Molecular Cardiology Research Institute (MCRI)

Cardiac Biology Research Center

The central core mission of the Cardiac Biology Research Center (CBRC) investigators is to advance our understanding of fundamental mechanisms that regulate cardiac structure and function across multiple disease conditions including heart failure, acute myocardial infarction, pulmonary and systemic hypertension, hypertrophic cardiomyopathy, autonomic dysfunction, and arrhythmias. With advanced expertise in molecular cardiology, integrative physiology, molecular imaging, nanotechnology, biomedical engineering, and translational research, the CBRC studies novel signaling mechanisms that govern cardiomyocyte and non-myocyte cell populations. 

Labs

The Blanton Laboratory studies the signaling molecule PKGI-alpha and it’s role in cardiac remolding. The Chen Laboratory utilizes molecular imaging of cell death and survival processes, to elucidate novel cardiovascular pathophysiology, and to leverage the knowledge with nanotechnology to develop therapeutics. The Chin Laboratory focuses on the pathogenesis and treatment of inherited and acquired cardiomyopathies, with particular emphasis on Hypertrophic Cardiomyopathy and Barth Syndrome.  The Galper Laboratory studies the interaction between lipid metabolism and autonomic regulation. The Kapur Laboratory studies the role transforming growth factor beta family signaling in cardiac and renal remodeling.

Mission

In addition to fundamental discovery, a major objective of the CBRC is to translate these discoveries into novel therapeutic targets to limit the onset and progression of cardiovascular disease. The CBRC maintains a highly collaborative environment with rich areas of cross-pollination with the vascular biology research center and center for translational pharmacology and genomics. Strong relationships between the CBRC, the Surgical and Interventional Research Laboratories (SIRL), the Cardiovascular Biobank and the CardioVascular Center have accelerated translational of several fundamental discoveries into large animal models and subsequently into early phase clinical trials.

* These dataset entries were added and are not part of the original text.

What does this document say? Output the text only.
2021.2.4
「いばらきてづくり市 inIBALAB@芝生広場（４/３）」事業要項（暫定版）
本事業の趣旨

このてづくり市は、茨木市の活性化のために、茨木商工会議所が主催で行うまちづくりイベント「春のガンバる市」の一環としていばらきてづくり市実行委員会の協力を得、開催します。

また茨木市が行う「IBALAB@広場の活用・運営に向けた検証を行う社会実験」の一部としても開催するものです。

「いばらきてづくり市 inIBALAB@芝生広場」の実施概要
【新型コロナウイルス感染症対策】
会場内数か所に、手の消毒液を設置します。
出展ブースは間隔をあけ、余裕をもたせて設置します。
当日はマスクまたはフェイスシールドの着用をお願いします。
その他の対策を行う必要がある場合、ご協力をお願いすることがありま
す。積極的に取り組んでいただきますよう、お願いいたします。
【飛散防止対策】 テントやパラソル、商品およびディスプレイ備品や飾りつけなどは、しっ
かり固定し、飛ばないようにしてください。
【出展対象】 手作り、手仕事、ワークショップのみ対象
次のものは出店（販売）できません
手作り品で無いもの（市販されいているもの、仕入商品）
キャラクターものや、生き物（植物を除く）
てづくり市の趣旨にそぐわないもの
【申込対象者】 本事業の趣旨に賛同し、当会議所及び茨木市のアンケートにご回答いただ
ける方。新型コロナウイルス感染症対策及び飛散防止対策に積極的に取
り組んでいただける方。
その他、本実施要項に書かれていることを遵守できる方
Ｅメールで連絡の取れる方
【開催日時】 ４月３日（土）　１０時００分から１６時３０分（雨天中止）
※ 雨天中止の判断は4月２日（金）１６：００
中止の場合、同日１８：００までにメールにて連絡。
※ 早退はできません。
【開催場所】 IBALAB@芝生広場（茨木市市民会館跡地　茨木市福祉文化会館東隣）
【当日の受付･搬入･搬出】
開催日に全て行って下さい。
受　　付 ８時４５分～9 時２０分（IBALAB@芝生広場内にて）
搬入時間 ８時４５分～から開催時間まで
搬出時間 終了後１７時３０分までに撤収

Use of technology for advancement

The CBRC employs a wide variety of cutting-edge technology and pioneering techniques to achieve its core mission of fundamental discovery. A central CBRC resource is the Mouse Physiology Core, which conducts advanced hemodynamic studies involving non-surgical univentricular and biventricular pressure-volume loop analysis, electrophysiologic mapping, univentricular and biventricular pacing, 3D and strain imaging echocardiography, murine cardiac magnetic resonance imaging, and isolated Langendorf cardiac preparations. The mouse core also performs multiple models of cardiac injury in mice including: thoracic and pulmonary artery banding, pharmacologically induced pulmonary and systemic hypertension, acute myocardial infarction, coronary ischemia-reperfusion injury, renal ischemia-reperfusion injury, unilateral ureteral obstruction, and arterio-vascular shunts.

The CBRC also maintains a rich library of transgenic mouse models for constitutive and inducible manipulation of genetic targets. In collaboration with the SIRL, the CBRC also studies large animal models of coronary ischemia-reperfusion injury and rapid unipolar or bipolar pacing. This unique resource provides investigators with full interventional or cardiac surgical capabilities to study the biologic impact of device-based approaches for heart failure including mechanical circulatory support devices. CBRC investigators have also developed techniques for isolation of atrial and ventricular myocytes, fibroblasts, and Purkinje cells and have expertise in in vitro ischemia-reperfusion injury, cyclic mechanical stretch and strain studies, and single-cell RNA-seq analysis. In summary, the fertile and nurturing environment of the CBRC enables investigators to focus on translating fundamental discoveries into novel therapeutic and diagnostic approaches for millions of individuals suffering from cardiovascular disease worldwide.